As used herein, the term “about” a number is used to refer to the number quantity plus or minus 10% of that number, in addition to reciting that number explicitly.

Unless defined otherwise, all technical and scientific terms used herein have a meaning as commonly understood to one of ordinary skill in the art to which this disclosure belongs. Although methods and reagents similar or equivalent to those described herein can be used in the practice of the disclosed methods and compositions, the exemplary methods and materials are now described.

Disclosed herein are compositions, systems and methods related to sequence assembly, such as nucleic acid sequence assembly of single reads and contigs into larger contigs and scaffolds through the use of sequence grouping information such as read pair sequence information, such as read pair information indicative of nucleic acid sequence phase or physical linkage.

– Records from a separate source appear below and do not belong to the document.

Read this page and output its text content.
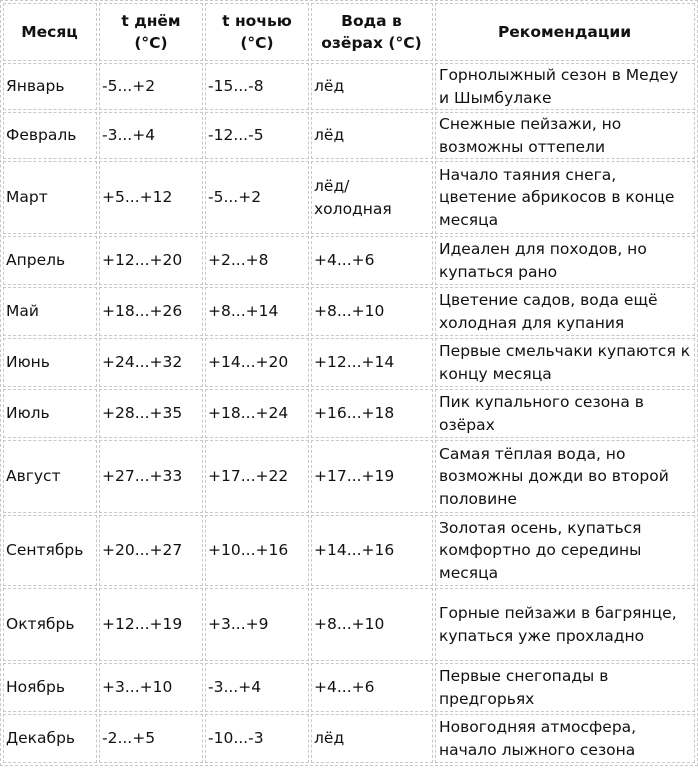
Месяц	t днём (°C)	t ночью (°C)	Вода в озёрах (°C)	Рекомендации
Январь	-5...+2	-15...-8	лёд	Горнолыжный сезон в Медеу и Шымбулаке
Февраль	-3...+4	-12...-5	лёд	Снежные пейзажи, но возможны оттепели
Март	+5...+12	-5...+2	лёд/ холодная	Начало таяния снега, цветение абрикосов в конце месяца
Апрель	+12...+20	+2...+8	+4...+6	Идеален для походов, но купаться рано
Май	+18...+26	+8...+14	+8...+10	Цветение садов, вода ещё холодная для купания
Июнь	+24...+32	+14...+20	+12...+14	Первые смельчаки купаются к концу месяца
Июль	+28...+35	+18...+24	+16...+18	Пик купального сезона в озёрах
Август	+27...+33	+17...+22	+17...+19	Самая тёплая вода, но возможны дожди во второй половине
Сентябрь	+20...+27	+10...+16	+14...+16	Золотая осень, купаться комфортно до середины месяца
Октябрь	+12...+19	+3...+9	+8...+10	Горные пейзажи в багрянце, купаться уже прохладно
Ноябрь	+3...+10	-3...+4	+4...+6	Первые снегопады в предгорьях
Декабрь	-2...+5	-10...-3	лёд	Новогодняя атмосфера, начало лыжного сезона
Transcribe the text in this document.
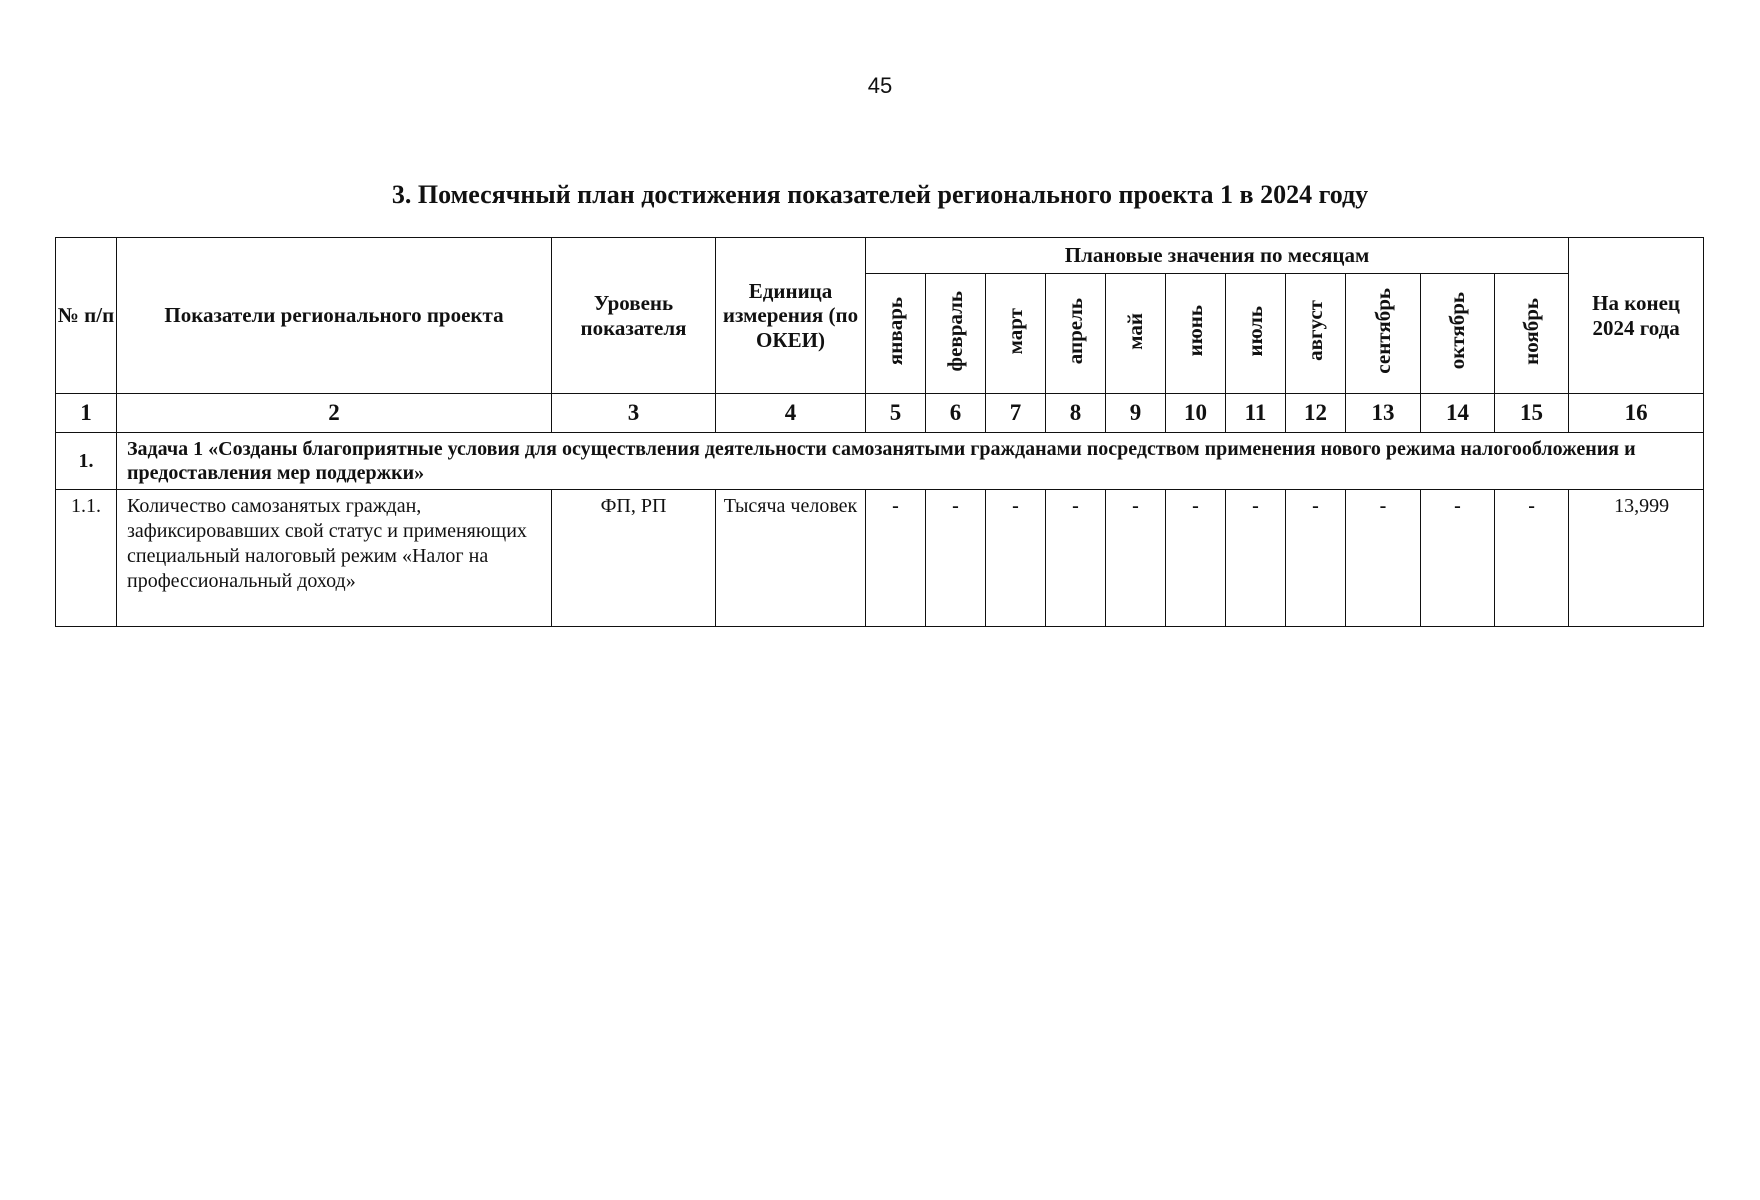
45
3. Помесячный план достижения показателей регионального проекта 1 в 2024 году
№ п/п	Показатели регионального проекта	Уровень показателя	Единица измерения (по ОКЕИ)	Плановые значения по месяцам											На конец 2024 года
				январь	февраль	март	апрель	май	июнь	июль	август	сентябрь	октябрь	ноябрь	
1	2	3	4	5	6	7	8	9	10	11	12	13	14	15	16
1.	Задача 1 «Созданы благоприятные условия для осуществления деятельности самозанятыми гражданами посредством применения нового режима налогообложения и предоставления мер поддержки»														
1.1.	Количество самозанятых граждан, зафиксировавших свой статус и применяющих специальный налоговый режим «Налог на профессиональный доход»	ФП, РП	Тысяча человек	-	-	-	-	-	-	-	-	-	-	-	13,999
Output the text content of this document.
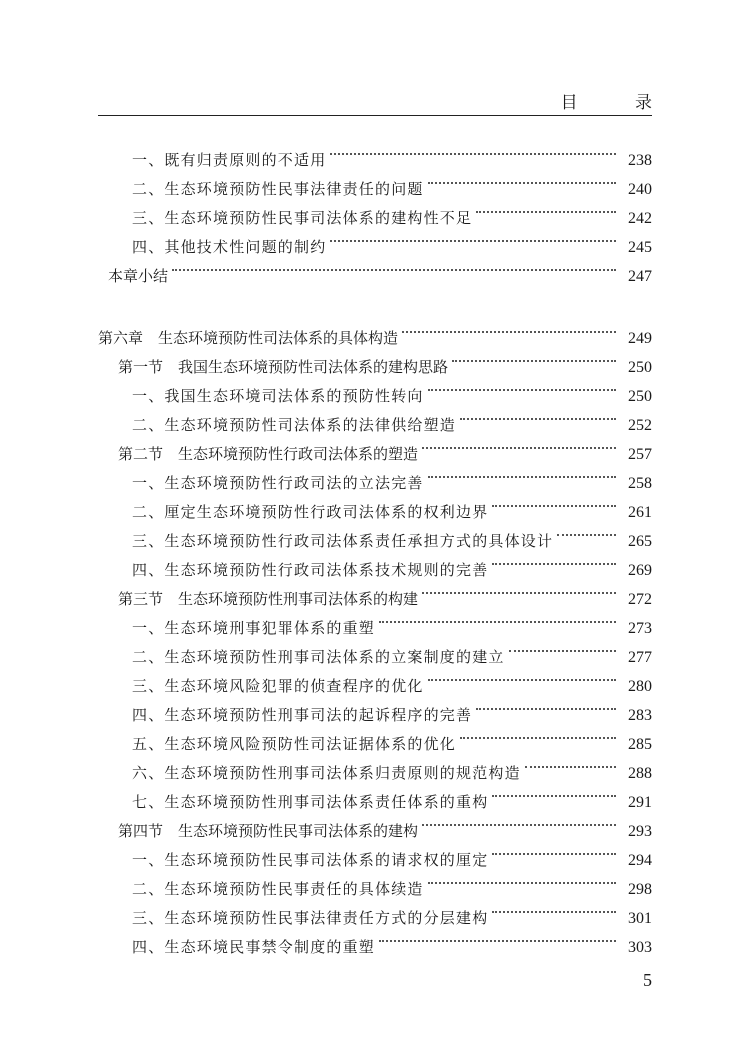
目 录
一、既有归责原则的不适用	238
二、生态环境预防性民事法律责任的问题	240
三、生态环境预防性民事司法体系的建构性不足	242
四、其他技术性问题的制约	245
本章小结	247
第六章　生态环境预防性司法体系的具体构造	249
第一节　我国生态环境预防性司法体系的建构思路	250
一、我国生态环境司法体系的预防性转向	250
二、生态环境预防性司法体系的法律供给塑造	252
第二节　生态环境预防性行政司法体系的塑造	257
一、生态环境预防性行政司法的立法完善	258
二、厘定生态环境预防性行政司法体系的权利边界	261
三、生态环境预防性行政司法体系责任承担方式的具体设计	265
四、生态环境预防性行政司法体系技术规则的完善	269
第三节　生态环境预防性刑事司法体系的构建	272
一、生态环境刑事犯罪体系的重塑	273
二、生态环境预防性刑事司法体系的立案制度的建立	277
三、生态环境风险犯罪的侦查程序的优化	280
四、生态环境预防性刑事司法的起诉程序的完善	283
五、生态环境风险预防性司法证据体系的优化	285
六、生态环境预防性刑事司法体系归责原则的规范构造	288
七、生态环境预防性刑事司法体系责任体系的重构	291
第四节　生态环境预防性民事司法体系的建构	293
一、生态环境预防性民事司法体系的请求权的厘定	294
二、生态环境预防性民事责任的具体续造	298
三、生态环境预防性民事法律责任方式的分层建构	301
四、生态环境民事禁令制度的重塑	303
5
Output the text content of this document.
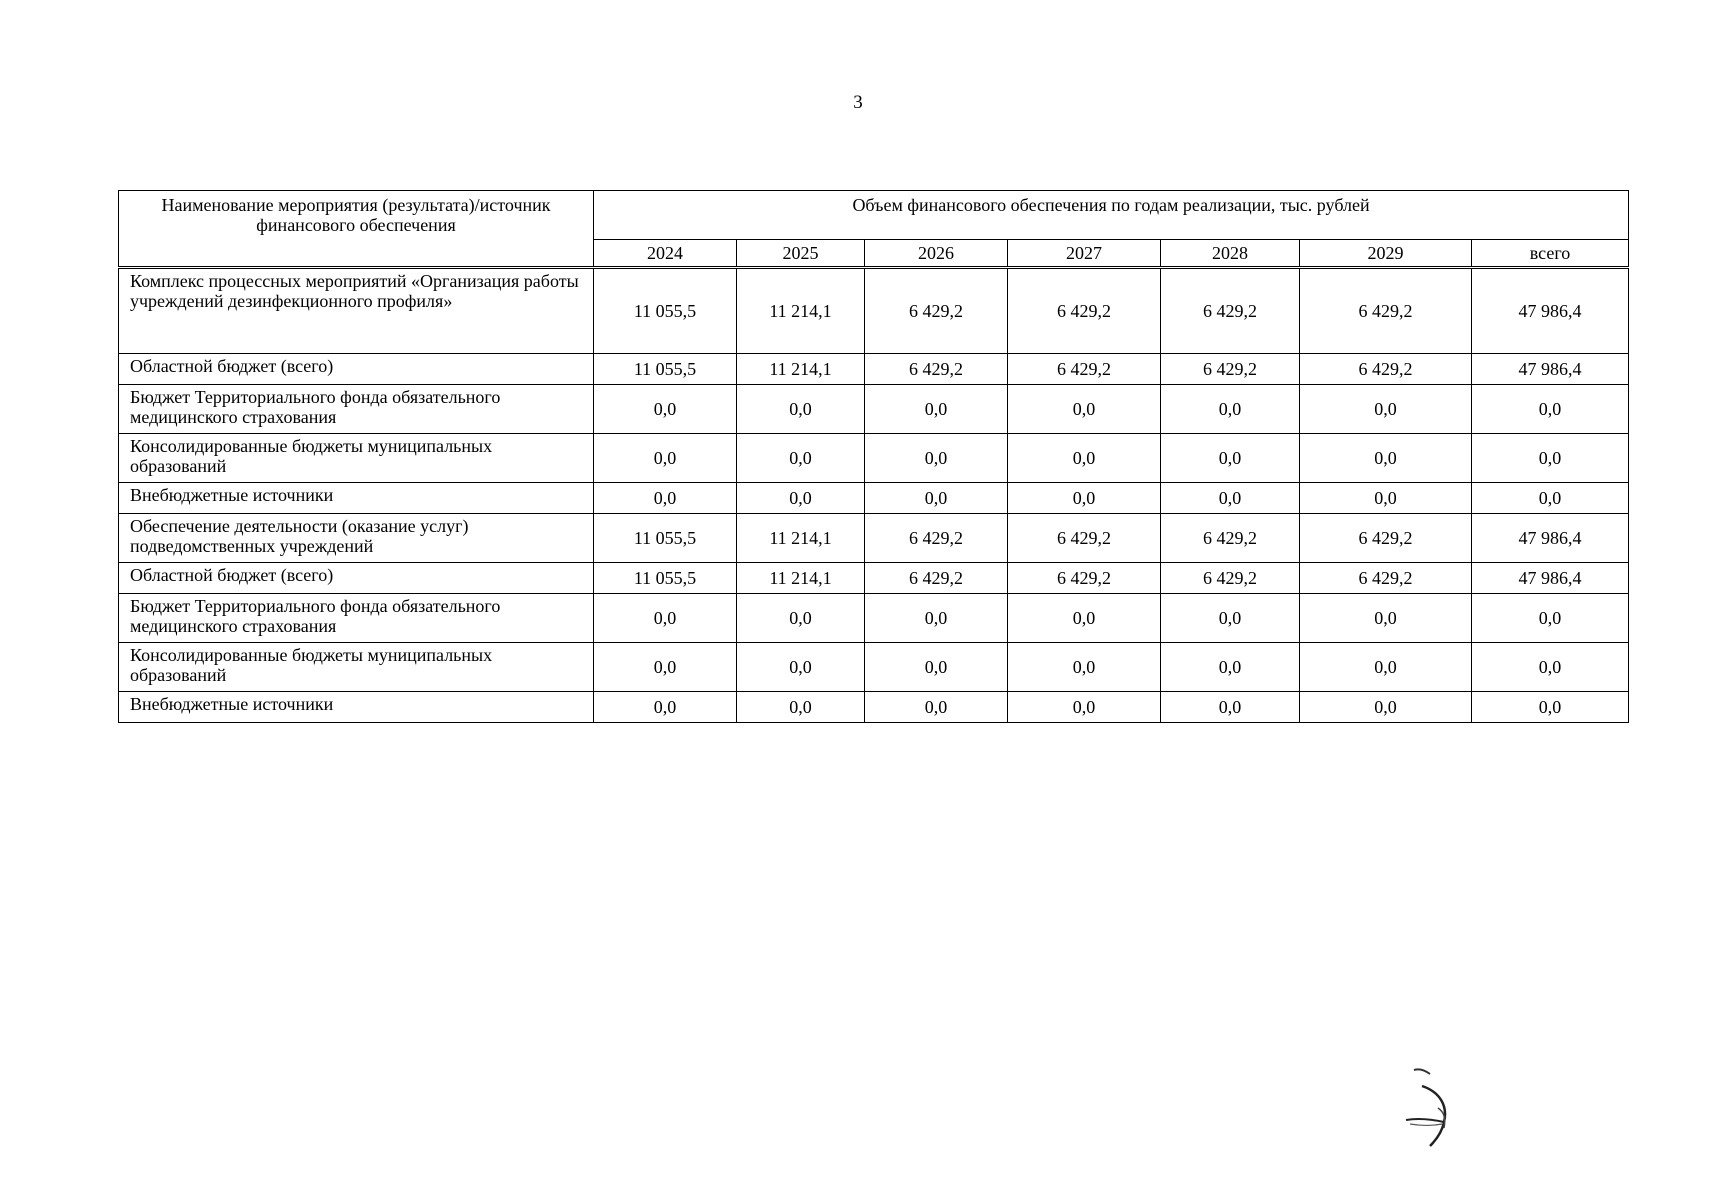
3
Наименование мероприятия (результата)/источник финансового обеспечения	Объем финансового обеспечения по годам реализации, тыс. рублей						
	2024	2025	2026	2027	2028	2029	всего
Комплекс процессных мероприятий «Организация работы учреждений дезинфекционного профиля»	11 055,5	11 214,1	6 429,2	6 429,2	6 429,2	6 429,2	47 986,4
Областной бюджет (всего)	11 055,5	11 214,1	6 429,2	6 429,2	6 429,2	6 429,2	47 986,4
Бюджет Территориального фонда обязательного медицинского страхования	0,0	0,0	0,0	0,0	0,0	0,0	0,0
Консолидированные бюджеты муниципальных образований	0,0	0,0	0,0	0,0	0,0	0,0	0,0
Внебюджетные источники	0,0	0,0	0,0	0,0	0,0	0,0	0,0
Обеспечение деятельности (оказание услуг) подведомственных учреждений	11 055,5	11 214,1	6 429,2	6 429,2	6 429,2	6 429,2	47 986,4
Областной бюджет (всего)	11 055,5	11 214,1	6 429,2	6 429,2	6 429,2	6 429,2	47 986,4
Бюджет Территориального фонда обязательного медицинского страхования	0,0	0,0	0,0	0,0	0,0	0,0	0,0
Консолидированные бюджеты муниципальных образований	0,0	0,0	0,0	0,0	0,0	0,0	0,0
Внебюджетные источники	0,0	0,0	0,0	0,0	0,0	0,0	0,0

A major goal of genomics is the accurate reconstruction of full-length haplotype-resolved chromosome sequences with low effort and cost. Currently accessible and affordable high-throughput sequencing methods are best suited to the characterization of short-range sequence contiguity and genomic variation. Achieving long-range linkage and haplotype phasing requires either the ability to directly and accurately read long (e.g., tens of kilobases) sequences, or the capture of linkage and phase relationships through paired or grouped sequence reads. These methods are both technically challenging and computationally intensive, such that routine or commercial computational analysis of sequence information necessary to generate full-sample haplotype map information for a genomic sample is precluded.

High-throughput sequencing methods have sparked a revolution in the field of genomics. By generating data from millions of short fragments of DNA at once, the cost of re-sequencing genomes has fallen dramatically, rapidly approaching $1,000 per human genome (Sheridan, 2014), and is expected to fall still further.

Substantial obstacles remain, however, in transforming short read sequences into long, contiguous genomic assemblies. The challenge of creating reference-quality assemblies from low-cost sequence data is evident in the comparison of the quality of assemblies generated with today's technologies and the human reference assembly (Alkan et al., 2011).